Я попыталась возражать, но поймала взгляд похожей на мышь секретарши. Она покачала головой и приложила палец к губам. Дверь хлопнула. Мы услышали, собирая с полу бумаги, его тяжелые шаги в коридоре.

– Не волнуйтесь, – сказала секретарша, как если бы не случилось ничего необычного. – Я разберусь с вашими документами.

– Правда? О, спасибо!

Она положила стопку на свой стол, но едва собралась поставить печать, как дверь распахнулась, и ввалился директор с горящими глазами.

– Что вы делаете? Мы ничего не подпишем. Я запрещаю. Мне плевать, что меня уволят. У меня забастовка!

– Но без этих бумаг я попаду в неприятности и мне не заплатят!

Он вышел, не реагируя на мои слова. У меня язык отнялся. К счастью, помощница не обращала на него внимания, и через несколько минут я уже покинула контору с полностью оформленным контрактом.

На следующий вечер, когда я поднималась по широкой лестнице концертного зала, где должна была выступать, та же похожая на мышь женщина вынырнула из тени и сообщила, что директор приглашает меня на ужин после концерта.

– Что? Это после того, как он обошелся со мной?

– Он обязан пригласить вас на ужин, – ответила она. Понизив голос, добавила: – Так положено.

Ничего не оставалось, как согласиться.

Концерт прошел хорошо. А потом в ресторане гостиницы мы молча сидели с директором. Наконец он произнес:

– Я нехорошо повел себя с вами, но вы должны понять – мне нелегко приходится, потому что я еврей.

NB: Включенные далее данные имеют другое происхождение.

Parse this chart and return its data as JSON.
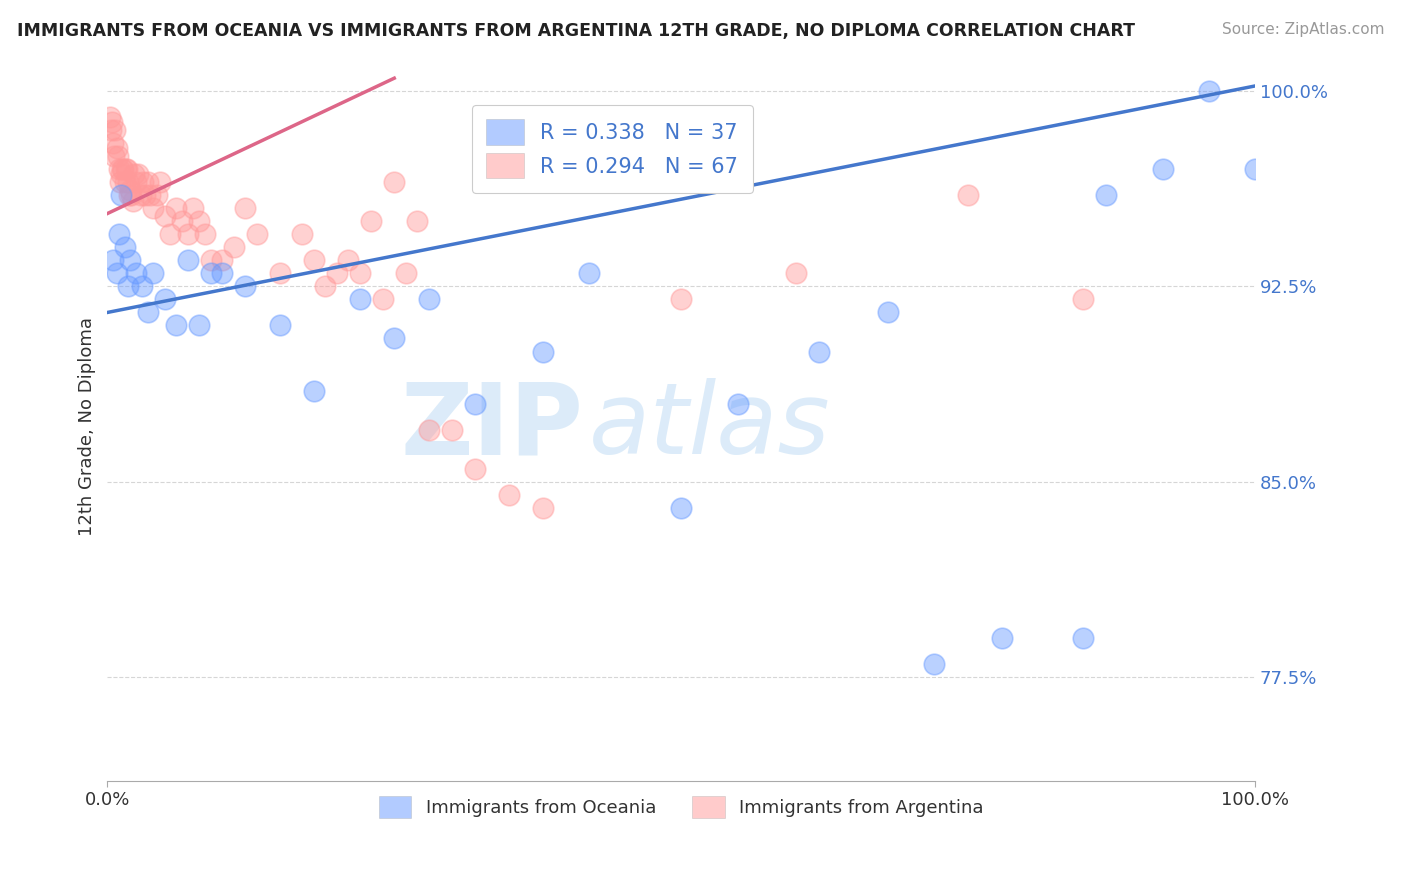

Глубоко вздохнув, я посмотрела ему в глаза:

– Я тоже.

Оглянувшись, он стал с подозрительностью изучать выражение моего лица:

– Докажите.

Я озиралась в полупустом ресторане, не зная, что сделать. На его лице не отразилось ничего, и я задрала левый рукав, чтобы показать ему татуировку, аккуратно наколотую мне в Освенциме безликим служащим в полосатой форме.

Директор возразил:

– Много у кого есть такие.

Прежде чем я успела отреагировать, он нагнулся и прошептал:

– Покажите ваш паспорт.

Я порылась в сумочке и вручила ему документ, но он был разочарован: паспорт не указывал ни на что, кроме чешского гражданства. Бросив его на стол передо мной, директор приказал:

– Скажите что-нибудь на идиш.

Я чуть не рассмеялась. Мне было тридцать три года, и, хотя я кое-что знала на иврите, я никогда в жизни не говорила на идиш. Мои состоятельные и не слишком набожные родители водили меня в синагогу в Пльзене лишь по какому-нибудь важному случаю и на главные праздники. Мы были ассимилированной семьей, каждый год отмечали Хануку, но и Рождество тоже, со сверкающей елкой. Немногому на иврите я научилась от дедушки, распевавшего на семейных праздниках, но моими единственными знакомыми, кто говорил на идиш, стали люди из концентрационных лагерей в Терезине, Освенциме, Гамбурге и Берген-Бельзене.

Мучительно напрягая память, я закрыла глаза, и в голове всплывали слова того времени, которое я так старалась забыть.

– Meshuggeneh! – внезапно для себя самой произнесла я.

– Так, и что это значит?

– Сумасшедший?

– А еще?

– Kvetch? – припомнила я. – Кажется, это значит «жаловаться».

Он кивнул.

– А, и еще mensch, «хороший человек».